The official Everton supporters club is FOREVERTON. There are other supporters club across the globe, the biggest located in Dublin, Belfast and the Isle of Man.
Everton fans enjoy a friendly rivalry with neighbours Liverpool. There is little trouble in the Merseyside derby, unlike the huge rivalries of Manchester City and Manchester United, Manchester United and Liverpool or Rangers and Celtic for example. However, on the pitch, the Merseyside derby has seen more red cards given than any other fixture in Premier League history.
A survey from 2003 conducted by the Football Fans Census recorded Everton’s biggest rivalries being Liverpool, Tranmere Rovers and Manchester United. There is also a growing rivalry with Manchester City fans after City were involved in high profile transfer dealings with Everton in the purchase of Joleon Lescott in particular.
In February 2016, Farhad Moshiri bought a 49.9% stake in Everton and took ownership of the club. Before this purchase, Bill Kenwright and his consortium were the majority shareholders of the club, and Kenwright still holds the position of chairman as well as a small amount of shares.
In terms of finance, the most recent Everton financial records show the club has a net debt of just over £28 million, after taking out a £30 million loan in the early 2000’s.
With their near 140 year history, there are many Everton stats we can take a look at.
Everton FC stats for appearances show that Neville Southall leads the way with 751 appearances in all competitions to his name. As well as the goalkeeper being Everton’s leading appearance maker, he also holds the record for most clean sheets with 269 shut outs.
Everton’s all-time leading goalscorer is Dixie Dean, who amassed 383 goals in 433 appearances for the club. However, Romelu Lukaku is Everton’s leading goalscorer in Europe, with eight goals in nine appearances in European competition. Richarlison is Everton's record signing, costing the club an estimated £50 million from Watford in 2018.
The Merseyside derby has had more red cards shown than any other Premier League fixture. Other Everton v Liverpool stats show that in the 282 meetings between the two, Everton have won 82, lost 118 and drew 82 derby day clashes.
Everton’s greatest players include the aforementioned Dixie Dean, Brian Labone, W R Dean and Bob Latchford. More recently, Neville Southall became an Everton great along with Graeme Sharp who is second on the list of all-time highest Everton goalscorers.
There are many players who have been inducted into the Everton Hall of Fame. The entire 1984/1985 team have been inducted, along with the famous names of Alan Ball, Gary Lineker and Joe Mercer.
There is also the Everton Giants, where former players are inducted every season for their contribution to Everton Football Club. The most recent inductee was Mick Lyons, who played for the club from 1971 to 1982.
Everton can boast a number of international and ex-international players in their side.
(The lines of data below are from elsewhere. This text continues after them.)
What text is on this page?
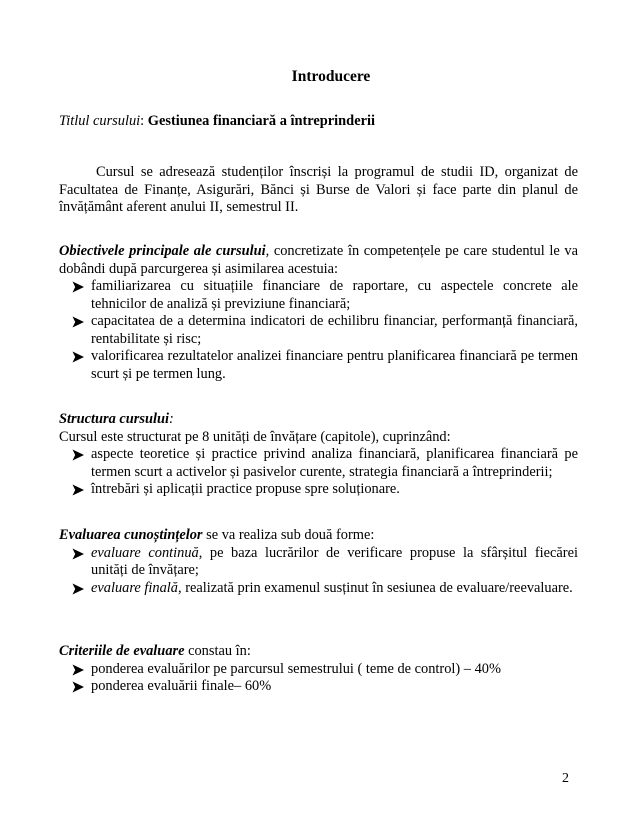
Introducere
Titlul cursului: Gestiunea financiară a întreprinderii

Cursul se adresează studenților înscriși la programul de studii ID, organizat de Facultatea de Finanțe, Asigurări, Bănci și Burse de Valori și face parte din planul de învățământ aferent anului II, semestrul II.

Obiectivele principale ale cursului, concretizate în competențele pe care studentul le va dobândi după parcurgerea și asimilarea acestuia:

familiarizarea cu situațiile financiare de raportare, cu aspectele concrete ale tehnicilor de analiză și previziune financiară;
capacitatea de a determina indicatori de echilibru financiar, performanță financiară, rentabilitate și risc;
valorificarea rezultatelor analizei financiare pentru planificarea financiară pe termen scurt și pe termen lung.

Structura cursului:

Cursul este structurat pe 8 unități de învățare (capitole), cuprinzând:

aspecte teoretice și practice privind analiza financiară, planificarea financiară pe termen scurt a activelor și pasivelor curente, strategia financiară a întreprinderii;
întrebări și aplicații practice propuse spre soluționare.

Evaluarea cunoștințelor se va realiza sub două forme:

evaluare continuă, pe baza lucrărilor de verificare propuse la sfârșitul fiecărei unități de învățare;
evaluare finală, realizată prin examenul susținut în sesiunea de evaluare/reevaluare.

Criteriile de evaluare constau în:

ponderea evaluărilor pe parcursul semestrului ( teme de control) – 40%
ponderea evaluării finale– 60%
2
The number of Everton players at the World Cup 2014 was five and seven Everton players were called up by their respective nations for Euro 2016.
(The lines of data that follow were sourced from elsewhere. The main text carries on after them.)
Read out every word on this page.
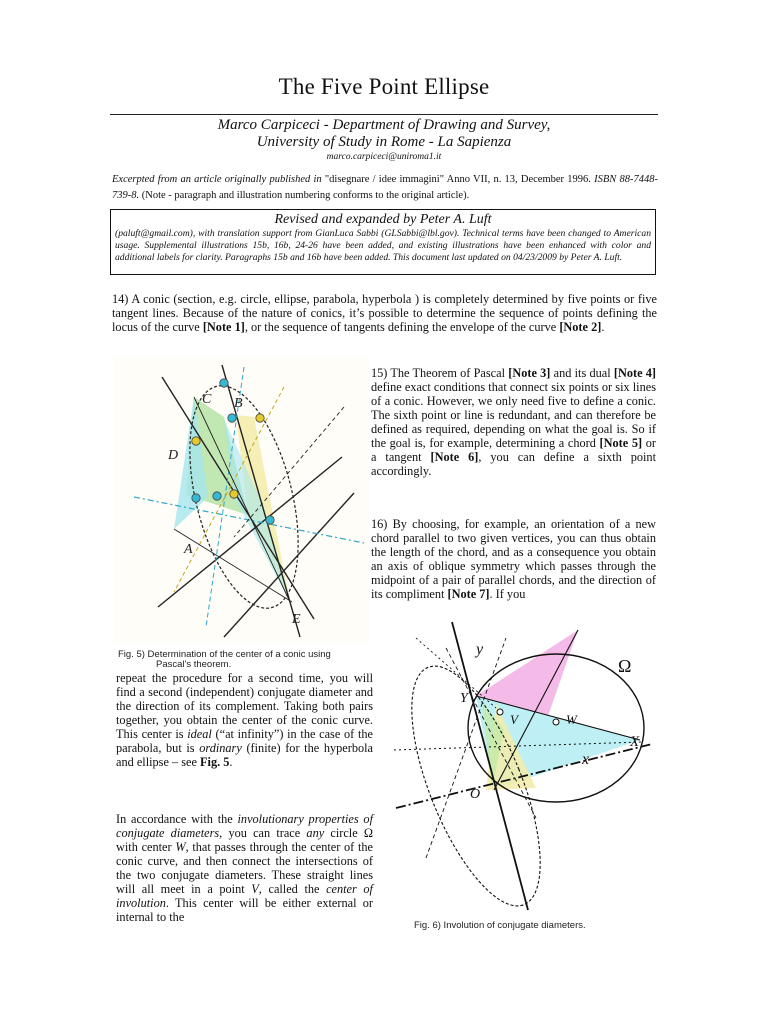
The Five Point Ellipse
Marco Carpiceci - Department of Drawing and Survey,
University of Study in Rome - La Sapienza
marco.carpiceci@uniroma1.it
Excerpted from an article originally published in "disegnare / idee immagini" Anno VII, n. 13, December 1996. ISBN 88-7448-739-8. (Note - paragraph and illustration numbering conforms to the original article).
Revised and expanded by Peter A. Luft
(paluft@gmail.com), with translation support from GianLuca Sabbi (GLSabbi@lbl.gov). Technical terms have been changed to American usage. Supplemental illustrations 15b, 16b, 24-26 have been added, and existing illustrations have been enhanced with color and additional labels for clarity. Paragraphs 15b and 16b have been added. This document last updated on 04/23/2009 by Peter A. Luft.
14) A conic (section, e.g. circle, ellipse, parabola, hyperbola ) is completely determined by five points or five tangent lines. Because of the nature of conics, it’s possible to determine the sequence of points defining the locus of the curve [Note 1], or the sequence of tangents defining the envelope of the curve [Note 2].
C B
D
A
E
Fig. 5) Determination of the center of a conic using
Pascal's theorem.
15) The Theorem of Pascal [Note 3] and its dual [Note 4] define exact conditions that connect six points or six lines of a conic. However, we only need five to define a conic. The sixth point or line is redundant, and can therefore be defined as required, depending on what the goal is. So if the goal is, for example, determining a chord [Note 5] or a tangent [Note 6], you can define a sixth point accordingly.
16) By choosing, for example, an orientation of a new chord parallel to two given vertices, you can thus obtain the length of the chord, and as a consequence you obtain an axis of oblique symmetry which passes through the midpoint of a pair of parallel chords, and the direction of its compliment [Note 7]. If you
repeat the procedure for a second time, you will find a second (independent) conjugate diameter and the direction of its complement. Taking both pairs together, you obtain the center of the conic curve. This center is ideal (“at infinity”) in the case of the parabola, but is ordinary (finite) for the hyperbola and ellipse – see Fig. 5.
In accordance with the involutionary properties of conjugate diameters, you can trace any circle Ω with center W, that passes through the center of the conic curve, and then connect the intersections of the two conjugate diameters. These straight lines will all meet in a point V, called the center of involution. This center will be either external or internal to the
y
Ω
Y
V	W
X
x
O
Fig. 6) Involution of conjugate diameters.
Everton currently have a squad of 30 players, including members of the Academy squad who have been promoted to the first team.
The current Everton manager is Marco Silva, who joined the club in 2018. Silva is Everton’s 17th permanent manager in the club’s history. Before 1939 there was no position of manager at Everton with team selection duties falling to the club secretary or chosen by committee.
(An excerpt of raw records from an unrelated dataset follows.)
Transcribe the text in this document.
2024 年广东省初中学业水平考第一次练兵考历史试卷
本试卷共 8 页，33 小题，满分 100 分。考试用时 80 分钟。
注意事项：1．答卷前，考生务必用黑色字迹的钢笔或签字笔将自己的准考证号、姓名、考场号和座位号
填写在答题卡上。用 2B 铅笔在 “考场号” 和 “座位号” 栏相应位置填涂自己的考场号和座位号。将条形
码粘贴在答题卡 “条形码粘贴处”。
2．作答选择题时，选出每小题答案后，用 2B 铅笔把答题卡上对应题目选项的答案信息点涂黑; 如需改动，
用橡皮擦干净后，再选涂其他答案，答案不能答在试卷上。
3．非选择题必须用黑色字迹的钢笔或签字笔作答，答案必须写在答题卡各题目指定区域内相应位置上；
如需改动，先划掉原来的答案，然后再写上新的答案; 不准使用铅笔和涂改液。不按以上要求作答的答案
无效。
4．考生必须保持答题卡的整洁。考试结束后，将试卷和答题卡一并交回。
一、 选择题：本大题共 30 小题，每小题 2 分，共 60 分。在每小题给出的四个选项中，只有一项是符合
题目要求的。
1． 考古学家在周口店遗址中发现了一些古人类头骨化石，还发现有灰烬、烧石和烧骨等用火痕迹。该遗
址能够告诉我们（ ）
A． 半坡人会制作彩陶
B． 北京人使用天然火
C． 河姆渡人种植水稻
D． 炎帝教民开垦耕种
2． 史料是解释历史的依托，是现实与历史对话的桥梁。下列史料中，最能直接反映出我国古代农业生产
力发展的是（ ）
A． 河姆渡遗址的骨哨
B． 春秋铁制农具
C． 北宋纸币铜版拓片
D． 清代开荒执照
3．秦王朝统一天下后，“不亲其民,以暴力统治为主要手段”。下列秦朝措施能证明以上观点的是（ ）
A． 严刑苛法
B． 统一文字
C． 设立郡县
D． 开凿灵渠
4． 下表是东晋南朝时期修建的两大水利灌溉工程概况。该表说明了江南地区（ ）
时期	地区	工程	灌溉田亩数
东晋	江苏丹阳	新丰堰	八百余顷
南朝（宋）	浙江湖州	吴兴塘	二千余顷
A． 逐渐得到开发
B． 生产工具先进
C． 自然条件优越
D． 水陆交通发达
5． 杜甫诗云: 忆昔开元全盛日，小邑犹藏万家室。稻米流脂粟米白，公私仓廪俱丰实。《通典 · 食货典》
The most successful manager in Everton history is Howard Kendall. Kendall led Everton to two First Division titles, one FA Cup, one Cup Winners Cup and three Charity Shields.
Everton’s longest serving manager is Harry Catterick, who managed the club for 594 matches from 1961 to 1973.
Everton are historically one of England’s most successful football clubs. The Everton FC honours list consists of nine First Division titles, five FA Cup wins, nine Charity Shield wins and one Cup Winners Cup.